Quantum Theory and Beyond: Is Entanglement Special?

TL;DR

This paper reconstructs quantum theory from three axioms and demonstrates that entanglement is uniquely compatible with quantum principles, distinguishing it from classical probability.

Contribution

It provides a new axiomatic foundation for quantum theory and shows that entanglement is a uniquely quantum feature consistent with these axioms.

Findings

Quantum theory can be derived from three simple axioms.

Continuous reversibility distinguishes quantum from classical probability.

Entanglement is uniquely compatible with quantum axioms.

Abstract

Quantum theory makes the most accurate empirical predictions and yet it lacks simple, comprehensible physical principles from which the theory can be uniquely derived. A broad class of probabilistic theories exist which all share some features with quantum theory, such as probabilistic predictions for individual outcomes (indeterminism), the impossibility of information transfer faster than speed of light (no-signaling) or the impossibility of copying of unknown states (no-cloning). A vast majority of attempts to find physical principles behind quantum theory either fall short of deriving the theory uniquely from the principles or are based on abstract mathematical assumptions that require themselves a more conclusive physical motivation.
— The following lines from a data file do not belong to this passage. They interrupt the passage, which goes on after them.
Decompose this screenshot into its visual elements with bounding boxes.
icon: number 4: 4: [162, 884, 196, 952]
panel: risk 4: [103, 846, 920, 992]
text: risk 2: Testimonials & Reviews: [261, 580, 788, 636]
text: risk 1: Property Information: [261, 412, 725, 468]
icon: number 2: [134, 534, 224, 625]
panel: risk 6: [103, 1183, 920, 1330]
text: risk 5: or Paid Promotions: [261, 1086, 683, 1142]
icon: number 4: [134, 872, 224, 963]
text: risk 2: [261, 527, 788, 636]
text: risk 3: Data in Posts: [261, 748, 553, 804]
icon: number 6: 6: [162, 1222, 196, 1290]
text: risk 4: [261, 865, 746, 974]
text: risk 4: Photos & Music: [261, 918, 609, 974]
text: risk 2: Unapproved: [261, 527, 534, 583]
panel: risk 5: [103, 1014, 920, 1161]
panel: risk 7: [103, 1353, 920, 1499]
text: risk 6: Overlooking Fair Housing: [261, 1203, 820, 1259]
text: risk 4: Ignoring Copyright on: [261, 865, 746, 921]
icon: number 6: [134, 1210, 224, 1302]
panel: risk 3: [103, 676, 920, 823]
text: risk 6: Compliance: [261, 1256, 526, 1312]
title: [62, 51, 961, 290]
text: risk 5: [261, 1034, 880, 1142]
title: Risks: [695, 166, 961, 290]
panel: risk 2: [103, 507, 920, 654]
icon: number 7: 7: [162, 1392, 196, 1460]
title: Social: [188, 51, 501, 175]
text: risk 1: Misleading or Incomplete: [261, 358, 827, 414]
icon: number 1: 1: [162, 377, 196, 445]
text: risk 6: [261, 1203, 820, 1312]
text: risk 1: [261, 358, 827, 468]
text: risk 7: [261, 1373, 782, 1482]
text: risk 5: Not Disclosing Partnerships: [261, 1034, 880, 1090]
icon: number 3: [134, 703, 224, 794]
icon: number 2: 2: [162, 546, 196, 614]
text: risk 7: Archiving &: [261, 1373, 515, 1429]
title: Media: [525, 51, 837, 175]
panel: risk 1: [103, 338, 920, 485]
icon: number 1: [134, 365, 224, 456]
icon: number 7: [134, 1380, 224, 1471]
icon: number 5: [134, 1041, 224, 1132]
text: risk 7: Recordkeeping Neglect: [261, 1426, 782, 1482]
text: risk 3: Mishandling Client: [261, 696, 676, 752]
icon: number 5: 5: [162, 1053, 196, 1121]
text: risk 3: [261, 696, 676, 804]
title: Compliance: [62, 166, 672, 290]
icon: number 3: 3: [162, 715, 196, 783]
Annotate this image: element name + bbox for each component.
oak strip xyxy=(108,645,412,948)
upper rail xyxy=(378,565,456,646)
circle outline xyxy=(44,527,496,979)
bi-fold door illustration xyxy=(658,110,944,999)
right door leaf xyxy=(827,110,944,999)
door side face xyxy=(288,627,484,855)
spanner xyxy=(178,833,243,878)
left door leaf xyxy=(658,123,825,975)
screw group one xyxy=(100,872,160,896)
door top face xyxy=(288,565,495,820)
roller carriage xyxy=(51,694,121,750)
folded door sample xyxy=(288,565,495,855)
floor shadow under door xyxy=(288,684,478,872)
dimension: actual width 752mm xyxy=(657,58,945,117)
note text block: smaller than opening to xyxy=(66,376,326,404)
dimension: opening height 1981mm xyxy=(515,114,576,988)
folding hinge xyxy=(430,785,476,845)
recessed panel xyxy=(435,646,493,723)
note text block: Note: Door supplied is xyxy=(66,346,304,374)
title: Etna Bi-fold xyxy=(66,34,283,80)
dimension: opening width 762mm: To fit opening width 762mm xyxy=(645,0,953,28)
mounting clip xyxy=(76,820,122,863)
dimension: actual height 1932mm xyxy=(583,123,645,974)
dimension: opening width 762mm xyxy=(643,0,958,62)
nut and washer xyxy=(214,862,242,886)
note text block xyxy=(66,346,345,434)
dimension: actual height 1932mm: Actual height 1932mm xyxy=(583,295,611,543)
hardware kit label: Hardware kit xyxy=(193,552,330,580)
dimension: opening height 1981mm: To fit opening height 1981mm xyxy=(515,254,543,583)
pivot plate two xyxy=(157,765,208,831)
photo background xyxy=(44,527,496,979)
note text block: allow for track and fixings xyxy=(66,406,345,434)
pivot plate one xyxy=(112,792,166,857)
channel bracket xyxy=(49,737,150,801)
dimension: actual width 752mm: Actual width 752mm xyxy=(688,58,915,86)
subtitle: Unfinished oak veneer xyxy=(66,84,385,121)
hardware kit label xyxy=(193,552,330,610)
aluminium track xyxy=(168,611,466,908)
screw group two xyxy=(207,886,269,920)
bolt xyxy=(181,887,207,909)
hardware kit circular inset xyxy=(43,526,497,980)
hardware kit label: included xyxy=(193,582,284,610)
Here, we show that classical probability theory and quantum theory can be reconstructed from three reasonable axioms: (1) (Information capacity) All systems with information carrying capacity of one bit are equivalent. (2) (Locality) The state of a composite system is completely determined by measurements on its subsystems. (3) (Reversibility) Between any two pure states there exists a reversible transformation. If one requires the transformation from the last axiom to be continuous, one separates quantum theory from the classical probabilistic one. A remarkable result following from our reconstruction is that no probability theory other than quantum theory can exhibit entanglement without contradicting one or more axioms.